As always with realty – and, per Caniglia, the court’s Fourth Amendment jurisprudence — location matters. Specifically, the location of Cady’s warrantless search and seizure – a post-accident, routine search of an intoxicated, off-duty officer’s damaged and impounded car — simply cannot compare to a search of and seizure within a home. Governmental searches of vehicles regularly occur via exceptions to the Fourth Amendment’s warrant requirement; a myriad of decisions have constitutionalized warrantless searches of vehicles, their compartments, their containers and even their occupants. Not one of these warrantless exceptions is available for the home.

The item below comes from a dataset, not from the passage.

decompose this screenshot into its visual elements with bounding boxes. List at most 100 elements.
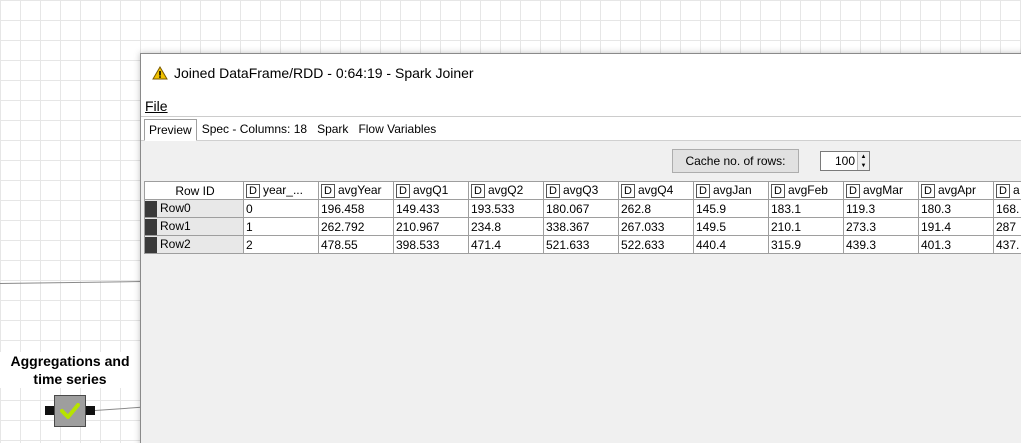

Accordingly, caretaking under Cady is not carte blanche for police to search or seize within the home, nor do their “caretaking” duties create a “standalone doctrine that justifies warrantless searches and seizures in the home,” Thomas wrote. Cady, itself, he noted, drew an “unmistakable distinction between vehicles and homes,” constitutionally embedding the exception outside the home.

That police may engage in a myriad of “civic” community caretaking functions did not move the court off its jurisprudential bright line. Certainly, such functions give texture to the modern, sometimes complex, role of policing. They do not, however, supplant the constitutional sanctity of the home. Accordingly, the Caniglia court declined the opportunity to expand Cady’s “community caretaking” exception and permit warrantless entry into the home.
 
The overarching theme here is that short of an exigent emergency, cops can't search your home and take your things. None of those things applied in this case, and the court reaffirmed unanimously that this is the case.

It was a simple call, even for Clarence Thomas to make.